“Campeones”, con tan solo decir esta frase puedo terminar la historia y se acabó. Nadie me puede reclamar, después de todo es lo único que queríamos leer: “Chile campeón de América”, cuatro palabras que demoramos 99 años decir y con eso estamos más que pagados.
Sin embargo, lo que pasó ese sábado es algo que nadie olvidará y les puedo asegurar que pasarán los años y el estadio Nacional comenzará a aumentar su capacidad, porque serán millones los chilenos que dirán: “yo estuve ahí”.Tendremos el estadio más grande del mundo.
Yo sí estuve en Ñuñoa y hay momentos que me darán vuelta de por vida, no habrá forma de quitarlas de ahí.
Dos viejos estaban una fila más abajo, se notaban dos abuelos con años de fútbol, de esos que llegaban a la cancha con la radio a pila y un sanguchito para pasar la tarde.Conversaban, se paraban, no gritaban, sufrían en silencio.
Uno de los viejos, durante la tanda de penales, sacó un santito, lo besó y pidió al cielo que el penal de Aránguiz entrará y así fue. Después, justo antes del penal de Sánchez, sacó otra imagen de su bolsillo, estaba envuelta en una bolsa de plástico, bien cuidada, la besó y, nuevamente, miró al cielo para rogar que entrará y se acabarán los 99 años, para luego guardarla con el mismo cuidado con el que la sacó.
En el momento, quise preguntarle quién era el santo encomendado, pero después del gol no paré de llorar haciendo un repaso mental de todos los sufrimientos peloteros y mandando al carajo la mala suerte.
Una vez campeones me acordé del “chico” Lucho, mi tata, el hombre hincha del viejo y querido Magallanes que gritaba como nadie los goles y que sufría como sólo él podía las derrotas. Viendo a esos dos viejos recordé a mi tata, él no habría besado un santo, quizás le habría pedido a la “Chila” ayuda divina, pero no estaba o quizás sí estaba. La cuestión es que yo tuve la suerte de gritar campeón y él no.
Al menos los dos viejitos que estaban sentados en la fila de abajo podrán morir tranquilos, vieron a la selección ganar una copa y los santos ayudaron en el logro.

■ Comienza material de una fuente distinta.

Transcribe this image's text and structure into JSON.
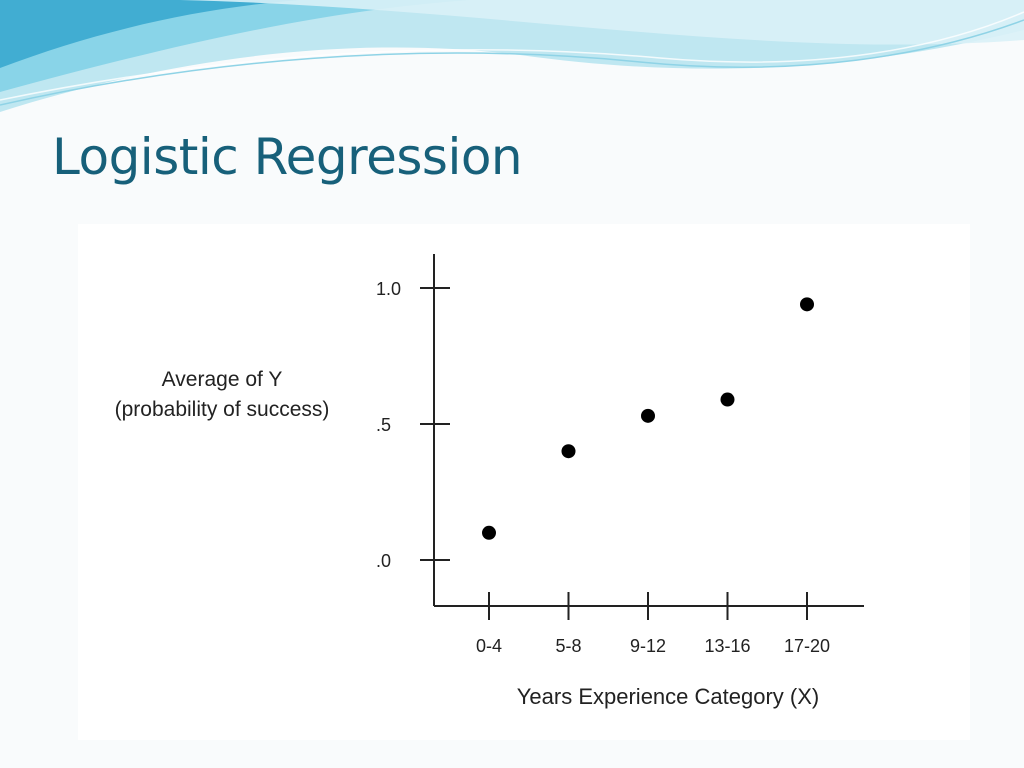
{
  "slide": {
    "title": "Logistic Regression"
  },
  "colors": {
    "title": "#17607a",
    "wave_light": "#bfe7f1",
    "wave_mid": "#7fd0e6",
    "wave_dark": "#3aa9cf",
    "points": "#000000"
  },
  "chart_data": {
    "type": "scatter",
    "ylabel_line1": "Average of Y",
    "ylabel_line2": "(probability of success)",
    "xlabel": "Years Experience Category (X)",
    "categories": [
      "0-4",
      "5-8",
      "9-12",
      "13-16",
      "17-20"
    ],
    "values": [
      0.1,
      0.4,
      0.53,
      0.59,
      0.94
    ],
    "y_ticks": [
      {
        "value": 1.0,
        "label": "1.0"
      },
      {
        "value": 0.5,
        "label": ".5"
      },
      {
        "value": 0.0,
        "label": ".0"
      }
    ],
    "ylim": [
      0,
      1
    ],
    "grid": false,
    "legend": "none"
  }
}
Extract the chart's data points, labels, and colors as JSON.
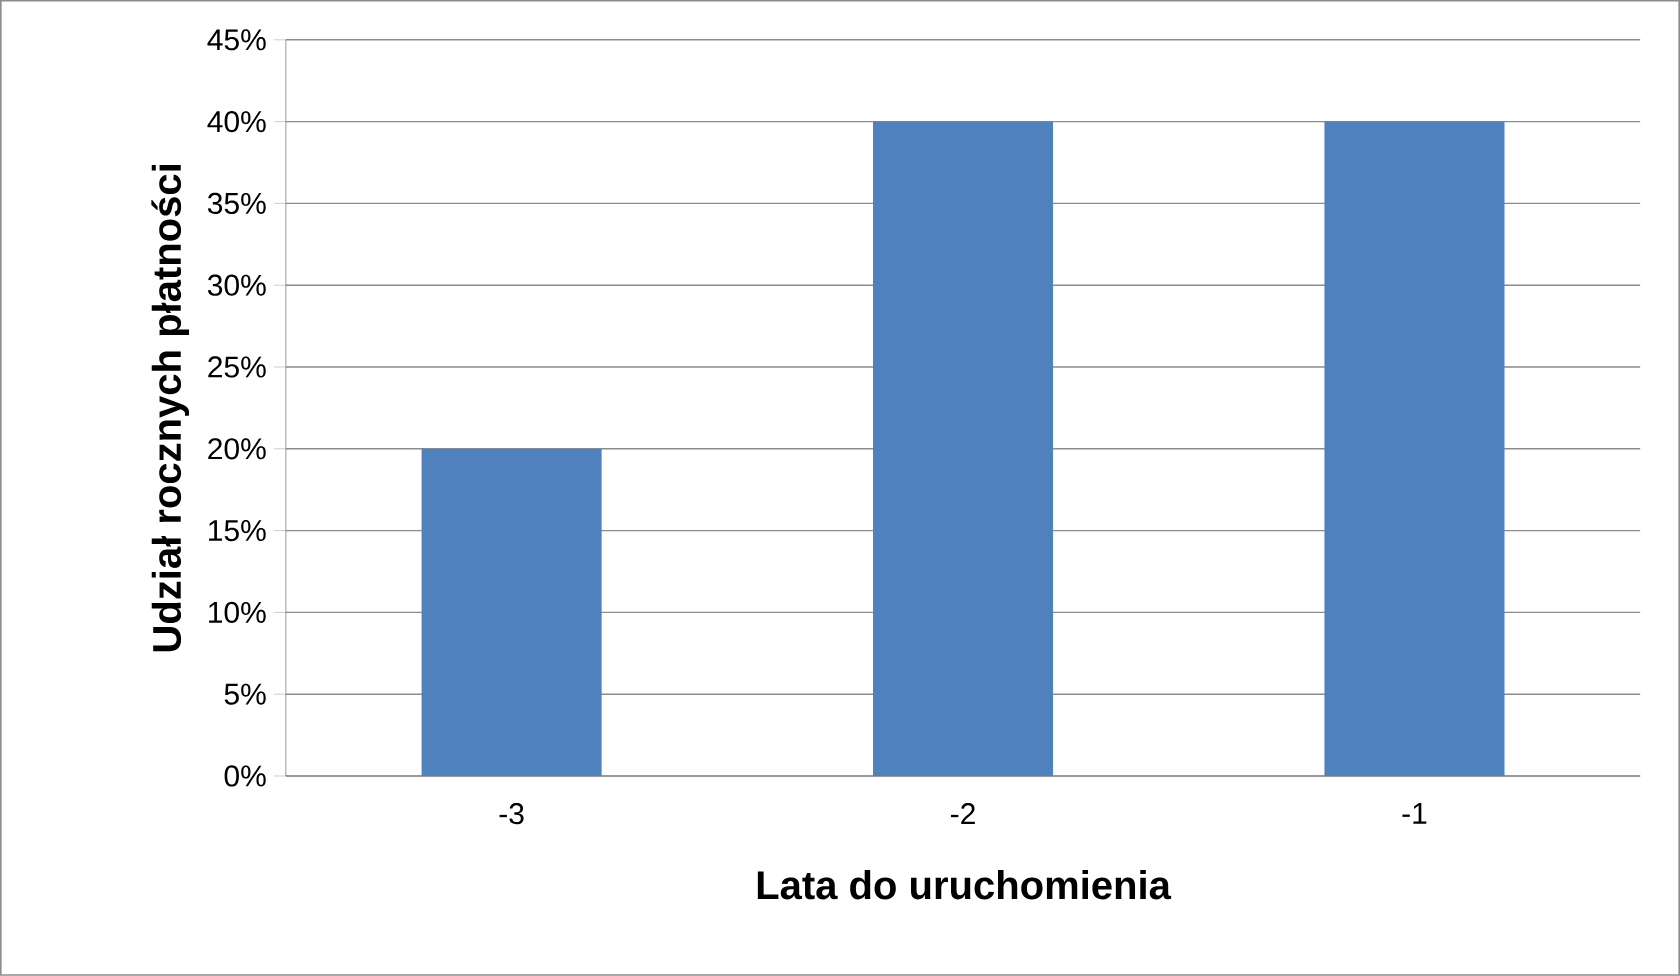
{
  "chart_data": {
    "type": "bar",
    "xlabel": "Lata do uruchomienia",
    "ylabel": "Udział rocznych płatności",
    "categories": [
      "-3",
      "-2",
      "-1"
    ],
    "values": [
      20,
      40,
      40
    ],
    "color": "#4f81bd",
    "ylim": [
      0,
      45
    ],
    "yticks": [
      {
        "value": 0,
        "label": "0%"
      },
      {
        "value": 5,
        "label": "5%"
      },
      {
        "value": 10,
        "label": "10%"
      },
      {
        "value": 15,
        "label": "15%"
      },
      {
        "value": 20,
        "label": "20%"
      },
      {
        "value": 25,
        "label": "25%"
      },
      {
        "value": 30,
        "label": "30%"
      },
      {
        "value": 35,
        "label": "35%"
      },
      {
        "value": 40,
        "label": "40%"
      },
      {
        "value": 45,
        "label": "45%"
      }
    ],
    "grid": "y"
  }
}
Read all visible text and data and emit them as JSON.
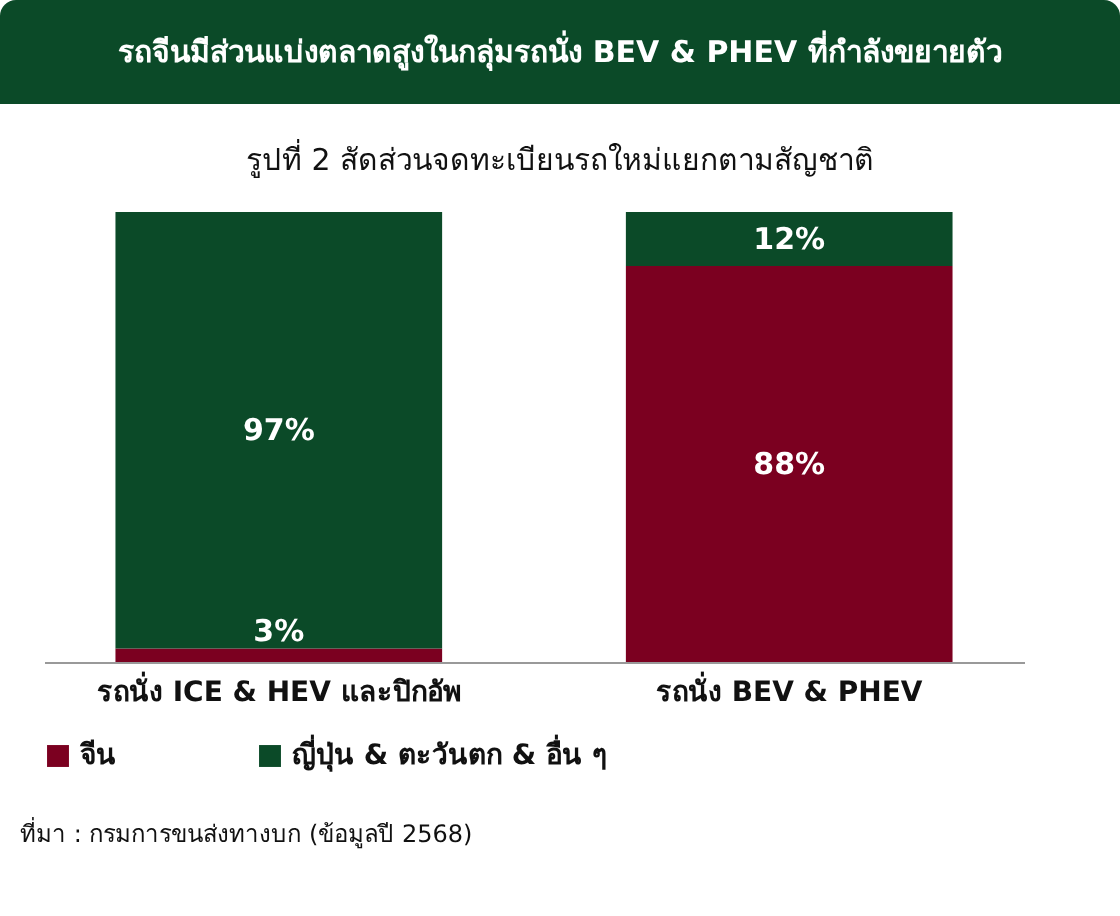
{
  "chart_data": {
    "type": "bar",
    "title": "รถจีนมีส่วนแบ่งตลาดสูงในกลุ่มรถนั่ง BEV & PHEV ที่กำลังขยายตัว",
    "subtitle": "รูปที่ 2 สัดส่วนจดทะเบียนรถใหม่แยกตามสัญชาติ",
    "categories": [
      "รถนั่ง ICE & HEV และปิกอัพ",
      "รถนั่ง BEV & PHEV"
    ],
    "stacked": true,
    "legend": "bottom",
    "series": [
      {
        "name": "จีน",
        "color": "#7b0020",
        "values": [
          3,
          88
        ],
        "value_labels": [
          "3%",
          "88%"
        ]
      },
      {
        "name": "ญี่ปุ่น & ตะวันตก & อื่น ๆ",
        "color": "#0b4a28",
        "values": [
          97,
          12
        ],
        "value_labels": [
          "97%",
          "12%"
        ]
      }
    ],
    "annotations": [
      "ที่มา : กรมการขนส่งทางบก (ข้อมูลปี 2568)"
    ]
  }
}
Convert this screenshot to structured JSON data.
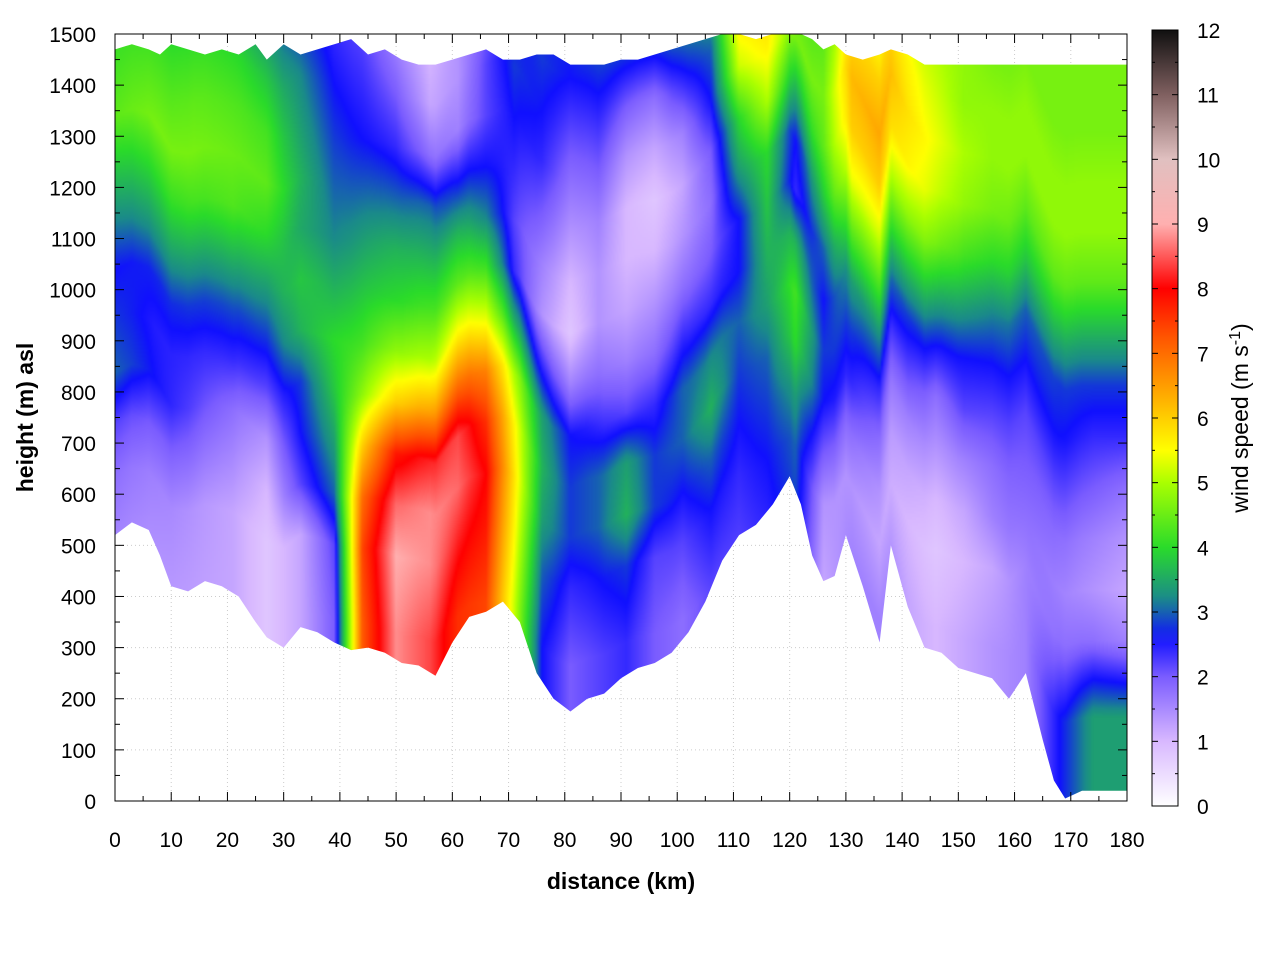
{
  "chart_data": {
    "type": "heatmap",
    "title": "",
    "xlabel": "distance (km)",
    "ylabel": "height (m) asl",
    "colorbar_label_main": "wind speed (m s",
    "colorbar_label_sup": "-1",
    "colorbar_label_end": ")",
    "xlim": [
      0,
      180
    ],
    "ylim": [
      0,
      1500
    ],
    "zlim": [
      0,
      12
    ],
    "x_ticks": [
      "0",
      "10",
      "20",
      "30",
      "40",
      "50",
      "60",
      "70",
      "80",
      "90",
      "100",
      "110",
      "120",
      "130",
      "140",
      "150",
      "160",
      "170",
      "180"
    ],
    "y_ticks": [
      "0",
      "100",
      "200",
      "300",
      "400",
      "500",
      "600",
      "700",
      "800",
      "900",
      "1000",
      "1100",
      "1200",
      "1300",
      "1400",
      "1500"
    ],
    "colorbar_ticks": [
      "0",
      "1",
      "2",
      "3",
      "4",
      "5",
      "6",
      "7",
      "8",
      "9",
      "10",
      "11",
      "12"
    ],
    "grid": true,
    "colorscale": [
      {
        "v": 0,
        "color": "#ffffff"
      },
      {
        "v": 1,
        "color": "#d8b8ff"
      },
      {
        "v": 2,
        "color": "#7a5cff"
      },
      {
        "v": 2.6,
        "color": "#1010ff"
      },
      {
        "v": 3.2,
        "color": "#1a8a8a"
      },
      {
        "v": 4,
        "color": "#2adb2a"
      },
      {
        "v": 5,
        "color": "#aaff00"
      },
      {
        "v": 5.5,
        "color": "#ffff00"
      },
      {
        "v": 6.3,
        "color": "#ffb000"
      },
      {
        "v": 7.3,
        "color": "#ff5000"
      },
      {
        "v": 8,
        "color": "#ff0000"
      },
      {
        "v": 9,
        "color": "#ffb0b0"
      },
      {
        "v": 10,
        "color": "#e0c0c0"
      },
      {
        "v": 11,
        "color": "#806060"
      },
      {
        "v": 12,
        "color": "#101010"
      }
    ],
    "terrain": {
      "x": [
        0,
        3,
        6,
        8,
        10,
        13,
        16,
        19,
        22,
        25,
        27,
        30,
        33,
        36,
        39,
        42,
        45,
        48,
        51,
        54,
        57,
        60,
        63,
        66,
        69,
        72,
        75,
        78,
        81,
        84,
        87,
        90,
        93,
        96,
        99,
        102,
        105,
        108,
        111,
        114,
        117,
        120,
        122,
        124,
        126,
        128,
        130,
        133,
        136,
        138,
        141,
        144,
        147,
        150,
        153,
        156,
        159,
        162,
        165,
        167,
        169,
        172,
        176,
        180
      ],
      "height_m": [
        520,
        545,
        530,
        480,
        420,
        410,
        430,
        420,
        400,
        350,
        320,
        300,
        340,
        330,
        310,
        295,
        300,
        290,
        270,
        265,
        245,
        310,
        360,
        370,
        390,
        350,
        250,
        200,
        175,
        200,
        210,
        240,
        260,
        270,
        290,
        330,
        390,
        470,
        520,
        540,
        580,
        635,
        580,
        480,
        430,
        440,
        520,
        420,
        310,
        500,
        380,
        300,
        290,
        260,
        250,
        240,
        200,
        250,
        120,
        40,
        5,
        20,
        20,
        20
      ]
    },
    "top_m": [
      1470,
      1480,
      1470,
      1460,
      1480,
      1470,
      1460,
      1470,
      1460,
      1480,
      1450,
      1480,
      1460,
      1470,
      1480,
      1490,
      1460,
      1470,
      1450,
      1440,
      1440,
      1450,
      1460,
      1470,
      1450,
      1450,
      1460,
      1460,
      1440,
      1440,
      1440,
      1450,
      1450,
      1460,
      1470,
      1480,
      1490,
      1500,
      1500,
      1490,
      1500,
      1500,
      1500,
      1490,
      1470,
      1480,
      1460,
      1450,
      1460,
      1470,
      1460,
      1440,
      1440,
      1440,
      1440,
      1440,
      1440,
      1440,
      1440,
      1440,
      1440,
      1440,
      1440,
      1440
    ],
    "profiles_km": [
      0,
      7,
      14,
      21,
      27,
      33,
      39,
      44,
      50,
      56,
      61,
      66,
      71,
      76,
      81,
      86,
      91,
      96,
      101,
      106,
      111,
      116,
      121,
      126,
      131,
      136,
      141,
      146,
      151,
      156,
      162,
      168,
      174,
      180
    ],
    "profile_heights_m": [
      0,
      150,
      300,
      400,
      500,
      600,
      700,
      800,
      900,
      1000,
      1100,
      1200,
      1300,
      1400,
      1500
    ],
    "wind_speed_ms": [
      [
        1.5,
        1.5,
        1.8,
        2.2,
        3.0,
        2.8,
        2.6,
        3.2,
        3.8,
        4.4,
        4.2,
        4.0,
        3.5,
        2.8,
        2.5
      ],
      [
        1.4,
        1.4,
        1.6,
        2.0,
        2.6,
        2.5,
        2.7,
        3.4,
        4.0,
        4.6,
        4.3,
        4.0,
        3.4,
        2.8,
        2.5
      ],
      [
        1.3,
        1.3,
        1.4,
        1.8,
        2.2,
        2.4,
        2.8,
        3.5,
        4.2,
        4.6,
        4.4,
        4.1,
        3.3,
        2.7,
        2.5
      ],
      [
        1.2,
        1.2,
        1.2,
        1.5,
        1.8,
        2.4,
        2.9,
        3.6,
        4.3,
        4.5,
        4.3,
        4.0,
        3.4,
        2.8,
        2.6
      ],
      [
        0.8,
        0.8,
        0.8,
        1.0,
        1.4,
        2.2,
        2.8,
        3.4,
        4.0,
        4.4,
        4.2,
        3.8,
        3.3,
        2.8,
        2.6
      ],
      [
        1.2,
        1.2,
        1.2,
        2.2,
        2.6,
        2.8,
        3.6,
        3.8,
        3.5,
        3.6,
        3.4,
        3.2,
        2.8,
        2.6,
        2.4
      ],
      [
        2.0,
        2.0,
        2.2,
        3.0,
        3.4,
        3.8,
        4.0,
        3.6,
        3.2,
        3.0,
        2.8,
        2.6,
        2.4,
        2.4,
        2.2
      ],
      [
        7.2,
        7.2,
        7.4,
        7.0,
        6.0,
        4.8,
        4.2,
        3.8,
        3.4,
        3.0,
        2.6,
        2.4,
        2.2,
        2.0,
        1.8
      ],
      [
        8.8,
        8.8,
        9.0,
        8.6,
        7.8,
        6.0,
        4.8,
        4.0,
        3.6,
        3.0,
        2.4,
        2.0,
        1.6,
        1.2,
        1.0
      ],
      [
        8.4,
        8.4,
        8.8,
        8.8,
        8.2,
        6.4,
        5.0,
        4.2,
        3.6,
        3.0,
        1.8,
        1.2,
        1.0,
        0.8,
        0.8
      ],
      [
        7.6,
        7.6,
        8.2,
        8.6,
        8.4,
        7.0,
        5.6,
        4.4,
        3.6,
        2.6,
        1.6,
        1.4,
        1.4,
        1.4,
        1.6
      ],
      [
        7.4,
        7.4,
        7.8,
        8.0,
        7.6,
        6.8,
        5.4,
        4.2,
        3.2,
        2.6,
        2.2,
        2.2,
        2.0,
        1.8,
        1.8
      ],
      [
        5.2,
        5.2,
        5.6,
        5.8,
        5.6,
        5.0,
        3.6,
        2.4,
        2.2,
        2.4,
        2.6,
        2.8,
        2.6,
        2.4,
        2.2
      ],
      [
        2.6,
        2.6,
        3.0,
        3.4,
        3.6,
        3.4,
        2.4,
        1.4,
        1.6,
        2.0,
        2.4,
        2.6,
        2.8,
        2.6,
        2.4
      ],
      [
        2.0,
        2.0,
        2.4,
        2.8,
        2.8,
        2.6,
        1.6,
        0.8,
        1.0,
        1.4,
        1.8,
        2.2,
        2.6,
        2.8,
        2.8
      ],
      [
        2.2,
        2.2,
        2.6,
        3.0,
        3.0,
        2.4,
        1.8,
        1.4,
        1.4,
        1.6,
        2.0,
        2.4,
        2.8,
        3.2,
        3.0
      ],
      [
        2.4,
        2.4,
        2.8,
        3.6,
        3.4,
        2.2,
        1.6,
        1.2,
        1.0,
        1.0,
        1.4,
        2.0,
        2.8,
        3.4,
        3.4
      ],
      [
        2.0,
        2.0,
        2.2,
        2.8,
        2.8,
        2.4,
        1.8,
        1.4,
        1.0,
        0.8,
        1.2,
        1.8,
        2.8,
        3.6,
        3.6
      ],
      [
        1.8,
        1.8,
        2.2,
        2.6,
        3.0,
        3.0,
        2.4,
        1.8,
        1.4,
        1.2,
        1.6,
        2.4,
        3.2,
        3.8,
        3.8
      ],
      [
        2.2,
        2.2,
        2.6,
        3.0,
        3.6,
        3.2,
        2.4,
        2.0,
        1.8,
        2.0,
        2.6,
        3.0,
        3.6,
        4.2,
        4.6
      ],
      [
        2.2,
        2.2,
        2.4,
        2.6,
        2.8,
        3.0,
        2.6,
        2.6,
        3.4,
        4.0,
        5.2,
        5.8,
        6.2,
        5.8,
        5.2
      ],
      [
        2.4,
        2.4,
        2.6,
        2.8,
        3.0,
        3.4,
        3.6,
        3.8,
        4.0,
        5.0,
        5.6,
        6.0,
        6.0,
        5.4,
        5.0
      ],
      [
        2.8,
        2.8,
        3.0,
        3.4,
        4.0,
        4.2,
        3.6,
        2.4,
        2.6,
        3.6,
        4.6,
        4.2,
        3.8,
        3.6,
        3.4
      ],
      [
        1.2,
        1.2,
        1.4,
        2.0,
        2.6,
        2.8,
        2.6,
        3.0,
        3.8,
        4.4,
        4.6,
        4.4,
        4.0,
        3.6,
        3.4
      ],
      [
        1.6,
        1.6,
        1.4,
        1.8,
        2.4,
        2.8,
        3.4,
        4.4,
        5.4,
        6.0,
        6.2,
        5.8,
        5.2,
        4.6,
        4.2
      ],
      [
        1.6,
        1.6,
        1.2,
        1.4,
        1.8,
        2.4,
        3.2,
        4.2,
        5.2,
        6.0,
        6.4,
        6.0,
        5.4,
        4.8,
        4.4
      ],
      [
        1.2,
        1.2,
        1.0,
        1.2,
        1.6,
        2.2,
        2.8,
        3.8,
        4.8,
        5.6,
        5.8,
        5.6,
        5.2,
        4.8,
        4.6
      ],
      [
        1.0,
        1.0,
        0.8,
        1.0,
        1.4,
        1.8,
        2.6,
        3.6,
        4.6,
        5.2,
        5.4,
        5.2,
        5.0,
        4.8,
        4.6
      ],
      [
        1.2,
        1.2,
        1.0,
        1.2,
        1.6,
        2.2,
        2.6,
        3.4,
        4.2,
        4.8,
        5.0,
        4.8,
        4.8,
        4.6,
        4.6
      ],
      [
        1.4,
        1.4,
        1.2,
        1.6,
        1.8,
        2.2,
        2.6,
        3.2,
        4.0,
        4.6,
        4.8,
        4.8,
        4.6,
        4.6,
        4.6
      ],
      [
        1.6,
        1.6,
        1.6,
        1.8,
        2.0,
        2.2,
        2.6,
        3.0,
        3.8,
        4.4,
        4.8,
        4.8,
        4.6,
        4.6,
        4.6
      ],
      [
        2.6,
        2.6,
        1.8,
        1.6,
        1.8,
        2.2,
        2.6,
        2.8,
        3.6,
        4.4,
        4.8,
        4.8,
        4.6,
        4.6,
        4.6
      ],
      [
        3.4,
        3.4,
        1.8,
        1.4,
        1.6,
        2.0,
        2.4,
        2.8,
        3.6,
        4.4,
        4.8,
        4.8,
        4.6,
        4.6,
        4.6
      ],
      [
        3.4,
        3.4,
        1.6,
        1.2,
        1.4,
        1.8,
        2.4,
        2.8,
        3.6,
        4.4,
        4.8,
        4.8,
        4.6,
        4.6,
        4.6
      ]
    ]
  }
}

Junto con celebrar el penal de Sánchez, recordé cada puteada lanzada al viento, cuando bailábamos con la fea, cuando sufríamos con goles en el último minuto, penales inexistentes, expulsiones idiotas, planteamientos mezquinos. De paso, le mandé un mensaje mental al “Cóndor” Rojas, mi ídolo de infancia que nunca pudo levantar esa puta Copa, no sé si lo recibió, pero fue mi humilde homenaje en medio de tanta locura.
La otra escena que tengo grabada en mi cabeza es la felicidad. Esa felicidad en el estado más puro que un ser humano puede sentir. Las lágrimas previas al título y la gritadera al mundo después de obtenerlo es algo que no se volverá a repetir, pero no porque no volvamos a levantar una Copa, sino que nuestra primera vez será irrepetible.
Si se da el trabajo de recordar las caras de la gente con que se cruzó ese bendito día se dará cuenta que fue parte de una fiesta con una alegría genuina, nada que ver con esas celebraciones sin sentido por pasar una fase en el Mundial o por ganarle a España en la fase de grupo.
Estamos hablando de la felicidad en el estado más inmaculado de la palabra, le puedo asegurar que todos los que vibramos con el triunfo nos sentimos como un niño, como un cabro chico que en navidad abría el regalo sorpresa, con una sonrisa inocente, honesta, que solo atina a dar las gracias al Viejo Pascuero por el regalo. Nuestra sonrisa fue la sonrisa de un niño, nuestra felicidad fue genuina, una alegría que hace años no teníamos.
El fútbol comenzó a pagar su deuda con nosotros, pero también nos devolvió la felicidad exiliada, una alegría que duró un par de horas, días, semanas y que costará volver a sentir y por eso me siento favorecido y también miserable, porque la viví yo y no el “chico” Lucho quien habría gritado y llorado más que yo.